Law ignored the sudden rush of heat at the younger man’s touch—but more than that, he wondered why Sage felt the need to correct her.
The woman gaped, her sagging brown bun bobbing as she flushed bright red before hurrying away.
“Wait!” Sage called after her, “you’re gonna miss the good stuff.”
“Behave,” Law growled, angling them out of the flow of traffic and guiding Sage toward the half-empty tables before they became the next spectacle.
Sage snickered when they came to a stop and shot him an upward glance.
“What?” Sage asked innocently.
Law huffed a quiet breath, shaking his head.
“Daddy,” Sage teased, snickering.
Law swiped a hand at the smartass, but Sage dodged away with a laugh.
“I’m old enough,” Law reminded the techie.

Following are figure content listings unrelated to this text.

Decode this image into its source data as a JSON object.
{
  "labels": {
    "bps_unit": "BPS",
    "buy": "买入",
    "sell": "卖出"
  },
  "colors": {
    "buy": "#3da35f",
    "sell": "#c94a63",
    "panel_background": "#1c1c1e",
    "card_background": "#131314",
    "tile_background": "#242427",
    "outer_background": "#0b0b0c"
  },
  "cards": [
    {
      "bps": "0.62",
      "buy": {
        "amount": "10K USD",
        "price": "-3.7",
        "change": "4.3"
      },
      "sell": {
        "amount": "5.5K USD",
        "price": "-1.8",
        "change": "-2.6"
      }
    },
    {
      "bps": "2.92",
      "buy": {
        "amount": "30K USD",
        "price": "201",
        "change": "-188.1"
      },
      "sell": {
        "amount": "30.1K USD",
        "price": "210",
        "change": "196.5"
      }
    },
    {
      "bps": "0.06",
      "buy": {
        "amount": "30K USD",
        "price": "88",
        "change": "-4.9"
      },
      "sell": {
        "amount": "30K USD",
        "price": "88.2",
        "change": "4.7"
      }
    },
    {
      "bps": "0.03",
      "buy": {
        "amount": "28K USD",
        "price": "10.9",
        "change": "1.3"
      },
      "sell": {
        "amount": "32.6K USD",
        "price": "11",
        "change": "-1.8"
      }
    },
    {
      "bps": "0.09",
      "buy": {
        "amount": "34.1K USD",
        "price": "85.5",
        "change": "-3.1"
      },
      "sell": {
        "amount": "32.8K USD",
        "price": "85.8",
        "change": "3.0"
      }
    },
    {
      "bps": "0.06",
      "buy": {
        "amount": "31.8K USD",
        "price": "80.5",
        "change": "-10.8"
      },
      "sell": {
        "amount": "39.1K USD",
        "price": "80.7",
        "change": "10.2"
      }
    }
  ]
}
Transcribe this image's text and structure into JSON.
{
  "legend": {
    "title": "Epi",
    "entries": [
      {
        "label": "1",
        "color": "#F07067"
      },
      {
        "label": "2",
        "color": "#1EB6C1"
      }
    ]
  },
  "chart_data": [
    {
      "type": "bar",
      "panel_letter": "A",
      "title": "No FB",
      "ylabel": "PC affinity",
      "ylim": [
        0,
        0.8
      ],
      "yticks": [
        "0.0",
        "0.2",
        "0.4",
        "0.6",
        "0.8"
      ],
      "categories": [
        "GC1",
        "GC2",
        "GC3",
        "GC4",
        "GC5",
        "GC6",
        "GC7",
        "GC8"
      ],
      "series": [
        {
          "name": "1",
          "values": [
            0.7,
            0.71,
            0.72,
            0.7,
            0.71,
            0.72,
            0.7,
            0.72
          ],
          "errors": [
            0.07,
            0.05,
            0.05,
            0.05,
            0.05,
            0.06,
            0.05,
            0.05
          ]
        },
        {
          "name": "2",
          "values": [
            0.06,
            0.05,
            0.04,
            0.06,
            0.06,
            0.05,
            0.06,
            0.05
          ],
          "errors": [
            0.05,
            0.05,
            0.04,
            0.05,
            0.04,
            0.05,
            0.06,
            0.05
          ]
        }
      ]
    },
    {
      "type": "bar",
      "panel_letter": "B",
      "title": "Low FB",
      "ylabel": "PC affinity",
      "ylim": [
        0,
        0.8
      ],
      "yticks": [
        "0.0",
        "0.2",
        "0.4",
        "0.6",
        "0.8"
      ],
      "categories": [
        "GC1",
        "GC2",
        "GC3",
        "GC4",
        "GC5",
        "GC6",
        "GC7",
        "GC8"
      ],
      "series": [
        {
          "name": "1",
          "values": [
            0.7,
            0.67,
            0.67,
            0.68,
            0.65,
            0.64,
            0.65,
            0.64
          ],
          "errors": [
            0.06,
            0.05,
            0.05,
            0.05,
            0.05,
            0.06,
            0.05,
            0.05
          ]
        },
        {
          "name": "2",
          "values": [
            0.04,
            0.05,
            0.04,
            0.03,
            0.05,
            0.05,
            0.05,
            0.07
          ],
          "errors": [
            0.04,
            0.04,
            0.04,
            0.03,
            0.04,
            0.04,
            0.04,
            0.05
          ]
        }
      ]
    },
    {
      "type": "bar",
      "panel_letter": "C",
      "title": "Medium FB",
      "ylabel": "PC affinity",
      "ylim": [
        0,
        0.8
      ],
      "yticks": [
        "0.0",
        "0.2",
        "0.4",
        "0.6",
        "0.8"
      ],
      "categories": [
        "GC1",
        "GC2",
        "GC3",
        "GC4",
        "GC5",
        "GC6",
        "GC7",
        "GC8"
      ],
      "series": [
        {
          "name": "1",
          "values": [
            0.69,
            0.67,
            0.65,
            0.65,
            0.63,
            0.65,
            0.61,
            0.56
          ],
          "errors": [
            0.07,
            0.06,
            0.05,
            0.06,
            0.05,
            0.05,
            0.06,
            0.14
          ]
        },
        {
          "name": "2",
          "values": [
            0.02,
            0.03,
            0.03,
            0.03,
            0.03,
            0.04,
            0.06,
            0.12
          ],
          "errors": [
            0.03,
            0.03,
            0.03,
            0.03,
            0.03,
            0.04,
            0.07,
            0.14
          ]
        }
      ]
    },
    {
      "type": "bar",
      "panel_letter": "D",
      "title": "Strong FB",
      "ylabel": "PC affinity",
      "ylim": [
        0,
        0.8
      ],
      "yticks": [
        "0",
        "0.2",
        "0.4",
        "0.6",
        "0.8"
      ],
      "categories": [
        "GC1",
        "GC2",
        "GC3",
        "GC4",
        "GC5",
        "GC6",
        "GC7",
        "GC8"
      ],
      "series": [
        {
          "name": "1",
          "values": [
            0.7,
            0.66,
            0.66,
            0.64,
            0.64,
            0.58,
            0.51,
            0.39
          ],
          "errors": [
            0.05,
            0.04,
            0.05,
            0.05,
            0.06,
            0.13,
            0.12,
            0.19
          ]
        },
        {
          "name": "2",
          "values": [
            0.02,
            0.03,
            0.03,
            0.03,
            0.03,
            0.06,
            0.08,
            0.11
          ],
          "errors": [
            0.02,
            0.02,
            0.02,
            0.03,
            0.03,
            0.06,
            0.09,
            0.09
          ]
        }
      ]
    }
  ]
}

Sage sobered and tipped his head, giving him the once-over from a few feet away.
Law stood patiently. He made no excuses for who he was—never had and never would. He thought he looked damned good for his age and stayed in shape. Their age difference was significant—almost twenty-three years.
“Why would our age difference matter?” Sage asked, stepping back to his side.
Law frowned. Was Sage asking because he’d never pictured them together—or because he didn’t mind the difference? He opened his mouth to ask when the crowd shifted, someone bumped his shoulder as they pushed past, and the moment broke before it could settle.
Winter’s voice cut in low and urgent.
“We’re on.”
Law moved without thinking, crowding Sage toward the exit, attention split between the shift around them and the way Sage fit easily into his stride—fast, compact, all coiled energy as they hit the night.
Law didn’t hesitate. He stayed close, already accounting for angles, timing, and the one variable he wasn’t willing to lose.